Approvato il Recovery Plan, la rivoluzione verde non lo è abbastanza

Il Recovery Plan per la resilienza che è stato approvato ieri dal Consiglio prevede quasi 60 miliardi per la rivoluzione verde e la transizione ecologica in Italia.

Approvato il Recovery Plan, la rivoluzione verde non lo è abbastanza

Il consiglio dei ministri ha approvato il Recovery Plan per l’Italia, chiamandolo Piano nazionale per la ripresa e la resilienza. Lunedì 26 aprile è stato presentato in parlamento e va consegnato all’Europa entro il 30 aprile. Il piano si articola in 6 punti fondamentali: digitalizzazione, innovazione e cultura, infrastrutture per una mobilità sostenibile, istruzione e ricerca, inclusione, salute, rivoluzione verde e transizione ecologica.

Proprio a quest’ultima è stata data maggior rilevanza, infatti i progetti verdi previsti rappresentano un cospicuo 40% del totale dei progetti che rientrano nel Recovery Plan, a cui verranno assegnati 59,33 miliardi ben 2 in più rispetto a quelli previsti nelle ultime bozze del PNRR. Gli obiettivi sono migliorare la sostenibilità del sistema economico e produttivo, assicurare una transizione ambientale imparziale e inclusiva.

Il Piano da molta enfasi all’importanza dell’economia circolare prevedendo investimenti e riforme per la stessa e la gestione dei rifiuti, per raggiungere intenti ambiziosi quali il 65% di riciclo dei rifiuti plastici e il 100% di recupero nel settore tessile. Le risorse per il rinnovo del trasporto pubblico locale stanziate dal PNRR comprendono, inoltre, l’acquisto di bus elettrici a basse emissioni, e per il rinnovo di parte dei treni regionali.

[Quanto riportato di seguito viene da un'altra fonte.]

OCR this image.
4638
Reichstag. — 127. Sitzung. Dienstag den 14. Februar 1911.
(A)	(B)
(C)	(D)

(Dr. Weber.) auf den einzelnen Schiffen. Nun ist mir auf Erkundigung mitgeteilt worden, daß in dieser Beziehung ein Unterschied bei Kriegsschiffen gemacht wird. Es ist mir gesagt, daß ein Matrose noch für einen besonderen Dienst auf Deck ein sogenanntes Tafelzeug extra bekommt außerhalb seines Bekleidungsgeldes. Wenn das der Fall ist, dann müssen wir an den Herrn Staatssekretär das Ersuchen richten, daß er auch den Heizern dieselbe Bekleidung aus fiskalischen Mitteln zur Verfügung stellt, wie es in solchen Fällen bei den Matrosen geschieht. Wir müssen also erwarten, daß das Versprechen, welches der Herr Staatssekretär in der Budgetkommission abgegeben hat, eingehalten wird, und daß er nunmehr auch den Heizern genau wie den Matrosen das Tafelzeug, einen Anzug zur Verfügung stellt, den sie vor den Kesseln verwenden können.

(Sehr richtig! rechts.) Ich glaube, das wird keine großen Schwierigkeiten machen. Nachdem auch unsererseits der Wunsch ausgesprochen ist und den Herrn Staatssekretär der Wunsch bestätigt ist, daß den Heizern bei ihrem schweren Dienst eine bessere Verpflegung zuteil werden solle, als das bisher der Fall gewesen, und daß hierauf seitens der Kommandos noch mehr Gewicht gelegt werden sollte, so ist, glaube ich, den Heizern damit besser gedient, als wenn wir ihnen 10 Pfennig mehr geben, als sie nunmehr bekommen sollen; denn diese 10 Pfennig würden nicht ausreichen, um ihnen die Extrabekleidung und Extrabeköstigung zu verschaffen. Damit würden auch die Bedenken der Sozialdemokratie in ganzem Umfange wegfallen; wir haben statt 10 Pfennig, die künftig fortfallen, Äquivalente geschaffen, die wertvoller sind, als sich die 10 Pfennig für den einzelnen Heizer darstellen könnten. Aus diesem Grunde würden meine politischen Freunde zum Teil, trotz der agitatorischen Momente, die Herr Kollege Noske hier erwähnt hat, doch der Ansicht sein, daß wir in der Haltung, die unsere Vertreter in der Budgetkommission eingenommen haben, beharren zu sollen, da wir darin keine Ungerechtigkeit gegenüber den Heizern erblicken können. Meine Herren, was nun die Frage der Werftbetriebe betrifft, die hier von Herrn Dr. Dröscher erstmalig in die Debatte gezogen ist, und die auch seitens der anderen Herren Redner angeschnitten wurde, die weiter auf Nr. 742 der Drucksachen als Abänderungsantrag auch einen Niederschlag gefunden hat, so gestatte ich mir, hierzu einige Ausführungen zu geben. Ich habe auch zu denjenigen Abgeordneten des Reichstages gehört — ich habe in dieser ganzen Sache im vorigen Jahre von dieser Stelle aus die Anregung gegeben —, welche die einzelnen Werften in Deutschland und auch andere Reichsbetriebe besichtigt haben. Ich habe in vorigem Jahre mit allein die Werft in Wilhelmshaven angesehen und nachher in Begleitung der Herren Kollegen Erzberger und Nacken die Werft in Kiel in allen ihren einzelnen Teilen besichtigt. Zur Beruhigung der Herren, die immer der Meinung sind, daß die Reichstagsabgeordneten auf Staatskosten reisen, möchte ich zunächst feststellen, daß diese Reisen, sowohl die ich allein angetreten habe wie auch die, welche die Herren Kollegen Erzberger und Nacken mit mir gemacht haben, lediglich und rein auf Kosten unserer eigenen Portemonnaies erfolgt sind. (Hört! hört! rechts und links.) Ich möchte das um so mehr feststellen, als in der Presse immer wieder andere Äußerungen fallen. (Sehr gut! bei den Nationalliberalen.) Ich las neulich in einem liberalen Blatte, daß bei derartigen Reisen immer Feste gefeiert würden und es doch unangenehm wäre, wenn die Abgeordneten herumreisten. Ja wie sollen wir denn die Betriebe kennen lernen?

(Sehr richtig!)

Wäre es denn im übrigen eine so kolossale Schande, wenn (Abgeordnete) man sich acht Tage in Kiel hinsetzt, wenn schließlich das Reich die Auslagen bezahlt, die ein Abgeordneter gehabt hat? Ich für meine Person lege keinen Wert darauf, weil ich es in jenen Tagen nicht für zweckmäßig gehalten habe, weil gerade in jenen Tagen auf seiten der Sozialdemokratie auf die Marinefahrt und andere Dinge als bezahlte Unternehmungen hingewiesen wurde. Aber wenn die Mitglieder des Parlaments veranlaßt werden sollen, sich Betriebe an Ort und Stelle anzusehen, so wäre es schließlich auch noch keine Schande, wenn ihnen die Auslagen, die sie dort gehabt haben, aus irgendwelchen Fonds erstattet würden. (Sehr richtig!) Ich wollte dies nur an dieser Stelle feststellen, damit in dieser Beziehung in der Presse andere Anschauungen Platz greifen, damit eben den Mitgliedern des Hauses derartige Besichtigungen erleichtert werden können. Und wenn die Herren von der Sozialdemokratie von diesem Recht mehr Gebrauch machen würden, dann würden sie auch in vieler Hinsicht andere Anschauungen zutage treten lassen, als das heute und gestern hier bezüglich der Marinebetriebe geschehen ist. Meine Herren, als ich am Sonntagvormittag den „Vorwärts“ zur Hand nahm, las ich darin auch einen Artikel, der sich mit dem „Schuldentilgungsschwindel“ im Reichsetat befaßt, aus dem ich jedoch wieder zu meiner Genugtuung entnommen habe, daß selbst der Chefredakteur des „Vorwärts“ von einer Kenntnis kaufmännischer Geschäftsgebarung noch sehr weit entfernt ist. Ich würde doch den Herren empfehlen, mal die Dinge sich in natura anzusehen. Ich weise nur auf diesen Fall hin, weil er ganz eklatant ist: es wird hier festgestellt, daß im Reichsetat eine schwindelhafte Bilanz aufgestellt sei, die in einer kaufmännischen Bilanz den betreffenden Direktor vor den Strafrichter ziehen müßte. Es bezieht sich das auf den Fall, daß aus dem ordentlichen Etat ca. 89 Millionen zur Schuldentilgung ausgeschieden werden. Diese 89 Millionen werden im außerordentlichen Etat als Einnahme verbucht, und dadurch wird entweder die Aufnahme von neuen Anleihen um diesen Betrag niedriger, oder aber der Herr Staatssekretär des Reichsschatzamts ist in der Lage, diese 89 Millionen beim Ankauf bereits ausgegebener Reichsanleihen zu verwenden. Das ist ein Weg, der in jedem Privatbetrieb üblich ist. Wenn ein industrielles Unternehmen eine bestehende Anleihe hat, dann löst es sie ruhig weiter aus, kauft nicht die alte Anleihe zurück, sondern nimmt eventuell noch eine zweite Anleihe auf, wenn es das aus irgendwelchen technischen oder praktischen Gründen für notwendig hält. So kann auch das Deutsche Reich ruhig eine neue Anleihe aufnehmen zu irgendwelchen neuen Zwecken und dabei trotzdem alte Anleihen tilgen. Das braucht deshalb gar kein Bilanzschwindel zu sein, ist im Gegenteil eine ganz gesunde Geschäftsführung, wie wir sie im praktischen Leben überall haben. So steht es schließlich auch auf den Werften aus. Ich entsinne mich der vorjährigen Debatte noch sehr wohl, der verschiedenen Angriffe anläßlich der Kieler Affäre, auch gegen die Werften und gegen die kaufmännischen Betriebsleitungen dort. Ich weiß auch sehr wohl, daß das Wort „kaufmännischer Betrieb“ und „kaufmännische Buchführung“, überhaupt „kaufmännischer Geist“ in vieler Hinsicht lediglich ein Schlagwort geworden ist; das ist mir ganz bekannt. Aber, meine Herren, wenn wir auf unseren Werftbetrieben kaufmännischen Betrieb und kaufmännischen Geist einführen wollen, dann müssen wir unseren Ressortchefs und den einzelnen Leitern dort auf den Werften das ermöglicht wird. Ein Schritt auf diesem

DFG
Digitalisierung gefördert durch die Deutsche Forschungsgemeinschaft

Anche per le fonti di energia rinnovabile il Governo ha programmato importanti investimenti e annuncia la semplificazione delle procedure di autorizzazione nel settore. Per Greenpeace a questo piano manca una svolta decisa sull’economia circolare, difatti, sottolinea l’assenza di misure per ridurre la produzione di rifiuti e il ricorso alla plastica usa e getta.

Pone l’accento sul tema agricolo, che non viene considerato parte della transizione ecologica, escludendo qualsiasi riferimento sullo sviluppo dell’agricoltura ecologica e biologica. Infine, secondo quanto riportato da Greenpeace, le esigue risorse assegnate alla tutela della biodiversità ignorano il ruolo fondamentale dei “servizi ecosistemici” da cui le nostre vite e la nostra salute dipendono.